Liputan6.com, Kabul - Produksi opium Afghanistan meningkat sekitar 43 persen pada 2016. Laporan tersebut disampaikan oleh Badan PBB Urusan Narkoba dan Kejahatan (UNODC).
UNODC memperkirakan bahwa produksi opium pada 2016 mencapai 4.800 ton. Organisasi PBB tersebut menilai laporan ini mengkhawatirkan, di tengah upaya memerangi obat-obatan terlarang. Demikian seperti dikutip dari The Guardian, Senin (24/10/2016).
Peningkatan produksi tersebut terjadi karena penambahan area budi daya opium sekitar 10 persen, yakni dari 183.000 hingga 201.000 hektar.
Advertisement
Pembudidayaan opium di Afghanistan telah meningkat dalam satu dekade terakhir, meski pada 2015 sempat menurun akibat kekeringan, pemberontakan Taliban, dan krisis kecanduan narkoba.
Data statistik menunjukkan bahwa budi daya opium pada 2016 ini merupakan peringkat ketiga tertinggi, dalam dua dekade setelah 2013 dan 2014.
Para pejabat mengatakan, cuaca yang mendukung, meningkatnya ketidakstabilan keamanan, dan turunnya dukungan dari donor internasional merupakan alasan utama meningkatnya budi daya opium. Laporan UNODC itu menjelaskan bahwa 93 persen lahan-lahan opium berada di bagian selatan, barat, dan timur Afghanistan.

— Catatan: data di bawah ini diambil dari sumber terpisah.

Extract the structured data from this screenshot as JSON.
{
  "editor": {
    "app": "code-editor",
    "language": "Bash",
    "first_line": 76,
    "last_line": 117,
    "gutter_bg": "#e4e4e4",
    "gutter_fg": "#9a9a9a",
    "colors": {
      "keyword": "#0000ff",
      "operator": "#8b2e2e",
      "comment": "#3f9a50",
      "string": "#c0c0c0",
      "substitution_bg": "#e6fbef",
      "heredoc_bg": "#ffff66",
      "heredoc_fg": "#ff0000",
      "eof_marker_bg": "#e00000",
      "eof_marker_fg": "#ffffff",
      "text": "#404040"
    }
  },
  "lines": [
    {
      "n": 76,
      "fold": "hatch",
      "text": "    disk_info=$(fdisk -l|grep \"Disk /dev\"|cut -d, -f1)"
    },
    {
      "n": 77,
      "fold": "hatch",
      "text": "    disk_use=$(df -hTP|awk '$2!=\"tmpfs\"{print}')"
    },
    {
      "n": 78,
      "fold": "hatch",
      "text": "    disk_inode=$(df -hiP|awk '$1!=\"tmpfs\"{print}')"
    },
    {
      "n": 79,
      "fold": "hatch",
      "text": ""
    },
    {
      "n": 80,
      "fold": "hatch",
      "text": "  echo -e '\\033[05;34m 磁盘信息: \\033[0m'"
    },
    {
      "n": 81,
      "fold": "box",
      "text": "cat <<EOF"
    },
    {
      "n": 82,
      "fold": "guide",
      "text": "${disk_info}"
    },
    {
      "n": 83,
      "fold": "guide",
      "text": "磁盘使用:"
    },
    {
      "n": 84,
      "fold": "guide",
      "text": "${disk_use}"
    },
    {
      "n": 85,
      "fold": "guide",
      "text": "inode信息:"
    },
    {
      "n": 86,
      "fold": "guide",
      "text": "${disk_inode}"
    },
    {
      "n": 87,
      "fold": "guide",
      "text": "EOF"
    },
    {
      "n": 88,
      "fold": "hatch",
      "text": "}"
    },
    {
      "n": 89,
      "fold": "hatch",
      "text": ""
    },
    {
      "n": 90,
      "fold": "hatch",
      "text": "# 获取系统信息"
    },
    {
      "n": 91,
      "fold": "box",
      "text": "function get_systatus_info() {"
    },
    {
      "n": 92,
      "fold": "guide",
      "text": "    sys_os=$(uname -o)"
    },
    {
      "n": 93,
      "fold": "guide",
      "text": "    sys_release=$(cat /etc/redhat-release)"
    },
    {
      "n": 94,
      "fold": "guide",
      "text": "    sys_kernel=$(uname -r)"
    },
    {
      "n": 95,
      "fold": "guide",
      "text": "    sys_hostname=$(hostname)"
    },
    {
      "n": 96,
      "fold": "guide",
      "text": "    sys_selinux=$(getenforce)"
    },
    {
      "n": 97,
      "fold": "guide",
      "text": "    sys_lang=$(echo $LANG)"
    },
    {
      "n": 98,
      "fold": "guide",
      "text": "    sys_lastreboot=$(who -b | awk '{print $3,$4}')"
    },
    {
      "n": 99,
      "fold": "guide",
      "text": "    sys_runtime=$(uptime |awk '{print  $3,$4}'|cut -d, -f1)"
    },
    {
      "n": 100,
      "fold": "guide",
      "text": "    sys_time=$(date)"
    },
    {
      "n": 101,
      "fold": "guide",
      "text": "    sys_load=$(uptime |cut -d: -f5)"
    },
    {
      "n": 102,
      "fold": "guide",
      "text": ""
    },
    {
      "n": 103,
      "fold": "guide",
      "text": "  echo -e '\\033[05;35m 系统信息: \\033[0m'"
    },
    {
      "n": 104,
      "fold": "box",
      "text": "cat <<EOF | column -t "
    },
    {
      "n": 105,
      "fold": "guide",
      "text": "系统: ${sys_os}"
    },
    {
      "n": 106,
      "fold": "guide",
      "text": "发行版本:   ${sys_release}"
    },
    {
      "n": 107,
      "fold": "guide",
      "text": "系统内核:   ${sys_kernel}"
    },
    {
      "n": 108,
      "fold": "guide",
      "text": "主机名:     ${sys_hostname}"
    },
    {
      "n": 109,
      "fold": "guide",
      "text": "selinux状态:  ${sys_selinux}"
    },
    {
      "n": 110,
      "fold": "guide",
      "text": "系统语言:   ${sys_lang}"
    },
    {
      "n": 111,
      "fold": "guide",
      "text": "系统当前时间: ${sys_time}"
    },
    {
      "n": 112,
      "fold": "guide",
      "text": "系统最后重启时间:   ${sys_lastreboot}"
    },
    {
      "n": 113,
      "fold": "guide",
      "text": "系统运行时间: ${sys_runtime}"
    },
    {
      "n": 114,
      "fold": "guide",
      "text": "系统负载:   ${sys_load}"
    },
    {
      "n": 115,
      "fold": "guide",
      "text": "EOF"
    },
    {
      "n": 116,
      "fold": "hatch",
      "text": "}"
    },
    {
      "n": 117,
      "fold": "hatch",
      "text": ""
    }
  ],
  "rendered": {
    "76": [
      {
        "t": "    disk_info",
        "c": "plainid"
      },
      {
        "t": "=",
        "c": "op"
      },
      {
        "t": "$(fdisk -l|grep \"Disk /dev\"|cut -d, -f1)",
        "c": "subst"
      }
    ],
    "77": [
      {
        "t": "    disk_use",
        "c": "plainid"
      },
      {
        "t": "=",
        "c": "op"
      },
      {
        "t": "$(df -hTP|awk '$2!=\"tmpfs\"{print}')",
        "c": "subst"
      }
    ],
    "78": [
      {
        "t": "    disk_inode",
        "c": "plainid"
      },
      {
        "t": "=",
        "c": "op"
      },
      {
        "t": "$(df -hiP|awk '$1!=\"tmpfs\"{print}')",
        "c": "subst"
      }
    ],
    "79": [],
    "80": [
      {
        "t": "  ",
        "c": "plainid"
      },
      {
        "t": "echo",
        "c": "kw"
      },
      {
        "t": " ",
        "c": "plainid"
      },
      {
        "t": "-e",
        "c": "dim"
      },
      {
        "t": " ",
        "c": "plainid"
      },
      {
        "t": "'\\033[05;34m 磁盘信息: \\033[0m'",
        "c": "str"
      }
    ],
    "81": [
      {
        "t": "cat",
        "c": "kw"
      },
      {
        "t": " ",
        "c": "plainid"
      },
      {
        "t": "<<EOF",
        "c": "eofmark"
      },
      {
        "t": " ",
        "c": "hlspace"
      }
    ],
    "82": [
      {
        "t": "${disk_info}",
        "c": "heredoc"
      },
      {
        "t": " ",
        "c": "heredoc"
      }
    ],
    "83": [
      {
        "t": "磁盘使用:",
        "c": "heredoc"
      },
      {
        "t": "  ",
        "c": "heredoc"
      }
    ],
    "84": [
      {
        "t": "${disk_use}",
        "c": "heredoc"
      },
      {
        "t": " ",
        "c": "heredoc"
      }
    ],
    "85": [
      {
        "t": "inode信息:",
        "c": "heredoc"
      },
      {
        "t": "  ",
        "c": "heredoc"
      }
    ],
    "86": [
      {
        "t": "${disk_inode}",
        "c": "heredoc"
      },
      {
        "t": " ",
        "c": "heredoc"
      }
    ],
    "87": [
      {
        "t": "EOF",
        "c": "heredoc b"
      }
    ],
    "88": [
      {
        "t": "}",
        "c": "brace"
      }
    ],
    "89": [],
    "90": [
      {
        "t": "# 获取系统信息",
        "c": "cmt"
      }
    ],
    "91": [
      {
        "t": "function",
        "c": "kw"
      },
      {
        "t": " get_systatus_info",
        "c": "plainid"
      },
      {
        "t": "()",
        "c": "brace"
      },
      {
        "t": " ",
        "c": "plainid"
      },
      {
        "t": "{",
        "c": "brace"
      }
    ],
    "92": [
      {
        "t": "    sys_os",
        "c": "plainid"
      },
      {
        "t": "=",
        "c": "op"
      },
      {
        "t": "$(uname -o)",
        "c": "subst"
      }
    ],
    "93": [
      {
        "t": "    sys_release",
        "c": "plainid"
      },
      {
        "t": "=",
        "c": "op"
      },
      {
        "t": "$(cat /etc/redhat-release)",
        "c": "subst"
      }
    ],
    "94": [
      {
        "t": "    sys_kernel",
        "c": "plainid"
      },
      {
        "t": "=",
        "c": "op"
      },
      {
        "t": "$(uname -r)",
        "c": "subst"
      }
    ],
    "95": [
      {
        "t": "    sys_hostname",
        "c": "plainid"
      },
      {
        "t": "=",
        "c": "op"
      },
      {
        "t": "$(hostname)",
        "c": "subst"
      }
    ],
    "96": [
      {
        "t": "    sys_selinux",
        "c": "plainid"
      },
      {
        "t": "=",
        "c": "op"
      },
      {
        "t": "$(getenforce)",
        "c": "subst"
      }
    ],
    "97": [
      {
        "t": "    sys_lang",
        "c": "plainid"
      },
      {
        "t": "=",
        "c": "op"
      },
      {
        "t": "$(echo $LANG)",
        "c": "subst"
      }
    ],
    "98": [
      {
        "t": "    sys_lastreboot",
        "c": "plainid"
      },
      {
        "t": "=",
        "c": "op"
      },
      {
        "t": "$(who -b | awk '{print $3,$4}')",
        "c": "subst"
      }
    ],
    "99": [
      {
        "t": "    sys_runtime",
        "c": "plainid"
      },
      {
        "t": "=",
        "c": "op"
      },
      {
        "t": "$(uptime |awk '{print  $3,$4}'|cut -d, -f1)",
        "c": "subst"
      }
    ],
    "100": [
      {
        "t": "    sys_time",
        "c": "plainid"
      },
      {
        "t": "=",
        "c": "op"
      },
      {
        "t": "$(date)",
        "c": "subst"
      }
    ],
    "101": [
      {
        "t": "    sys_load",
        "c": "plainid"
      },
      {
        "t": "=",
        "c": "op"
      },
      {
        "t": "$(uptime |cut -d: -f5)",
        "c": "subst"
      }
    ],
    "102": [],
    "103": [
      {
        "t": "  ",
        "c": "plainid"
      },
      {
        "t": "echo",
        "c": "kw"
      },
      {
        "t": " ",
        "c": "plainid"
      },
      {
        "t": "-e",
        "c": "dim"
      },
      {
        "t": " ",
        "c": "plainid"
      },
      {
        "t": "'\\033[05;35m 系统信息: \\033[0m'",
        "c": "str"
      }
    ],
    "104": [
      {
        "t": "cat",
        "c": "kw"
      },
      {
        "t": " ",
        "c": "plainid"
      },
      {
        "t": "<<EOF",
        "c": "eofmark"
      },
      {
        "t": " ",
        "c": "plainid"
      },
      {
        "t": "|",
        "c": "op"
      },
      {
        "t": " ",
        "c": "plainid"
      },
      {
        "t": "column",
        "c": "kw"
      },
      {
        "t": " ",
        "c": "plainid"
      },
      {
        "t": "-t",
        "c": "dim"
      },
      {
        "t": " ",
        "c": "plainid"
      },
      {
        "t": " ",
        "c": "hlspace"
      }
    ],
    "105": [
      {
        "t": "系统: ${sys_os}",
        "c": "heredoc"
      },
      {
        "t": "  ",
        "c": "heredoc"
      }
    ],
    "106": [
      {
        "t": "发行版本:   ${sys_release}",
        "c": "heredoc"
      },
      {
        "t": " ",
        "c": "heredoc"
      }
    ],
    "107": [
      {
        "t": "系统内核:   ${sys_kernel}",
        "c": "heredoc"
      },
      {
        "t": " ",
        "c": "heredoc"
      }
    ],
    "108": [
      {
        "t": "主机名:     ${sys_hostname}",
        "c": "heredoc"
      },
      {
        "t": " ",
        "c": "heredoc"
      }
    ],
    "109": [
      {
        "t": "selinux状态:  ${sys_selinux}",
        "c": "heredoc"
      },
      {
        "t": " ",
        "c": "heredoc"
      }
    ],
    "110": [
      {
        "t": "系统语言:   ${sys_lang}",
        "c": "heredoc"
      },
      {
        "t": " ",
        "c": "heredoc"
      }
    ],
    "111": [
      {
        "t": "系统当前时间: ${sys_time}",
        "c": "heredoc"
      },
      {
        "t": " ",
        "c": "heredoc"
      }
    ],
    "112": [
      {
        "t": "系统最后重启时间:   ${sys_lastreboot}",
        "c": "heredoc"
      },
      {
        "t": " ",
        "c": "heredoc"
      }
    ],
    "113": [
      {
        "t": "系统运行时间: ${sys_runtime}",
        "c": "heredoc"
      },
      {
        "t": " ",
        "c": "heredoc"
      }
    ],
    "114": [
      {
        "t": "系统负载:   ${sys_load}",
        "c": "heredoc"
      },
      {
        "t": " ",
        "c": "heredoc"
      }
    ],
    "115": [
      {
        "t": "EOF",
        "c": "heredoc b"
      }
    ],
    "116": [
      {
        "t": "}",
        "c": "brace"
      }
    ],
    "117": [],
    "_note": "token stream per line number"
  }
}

Daerah-daerah yang dilanda pemberontakan disebut memiliki budi daya opium paling besar, termasuk di antaranya di Helmand dan Kandahar.
"Aku meyakini bahwa dengan peralatan, fasilitas, dan petugas yang tersedia kita tak bisa melawan budi daya opium di kawasan konflik. Tantangan keamanan yang memburuk di berbagai wilayah di Afghanistan menyulitkan upaya untuk menghancurkan perkebunan opium," kata Wakil Menteri Afghanistan urusan perang terhadap narkoba, Baz Muhammad Ahmadi.
Upaya pemberantasan opium di Afghanistan menghadapi tantangan yang cukup sulit. UNODC memuat dalam laporannya, pada 2016, perlawanan petani terhadap pemberantasan opium kadang-kadang ditunjukkan langsung melalui serangan langsung kepada petugas.
Selama ini petani opium di Afghanistan kerap dikenakan pajak oleh Taliban. Uang ini kelak digunakan untuk membantu mendanai pemberontakan terhadap pasukan pemerintah dan NATO.
"Sebagian besar konflik di Afghanistan didanai dari opium. Di mana pun Anda melihat opium, Anda akan melihat pertempuran di sana," tegas Ahmadi.
Perang melawan narkoba di Afghanistan telah menghabiskan dana miliaran dolar, namun efek yang ditimbulkannya ditengarai tidak efektif. Sementara tingkat kecanduan di kalangan warga meningkat tajam.
Pada 2015 lalu, Afghanistan bersama dengan Kolumbia, Maroko, Myanmar, Amerika Serikat, dan Meksiko masuk dalam daftar negara-negara produsen narkoba terbesar di dunia.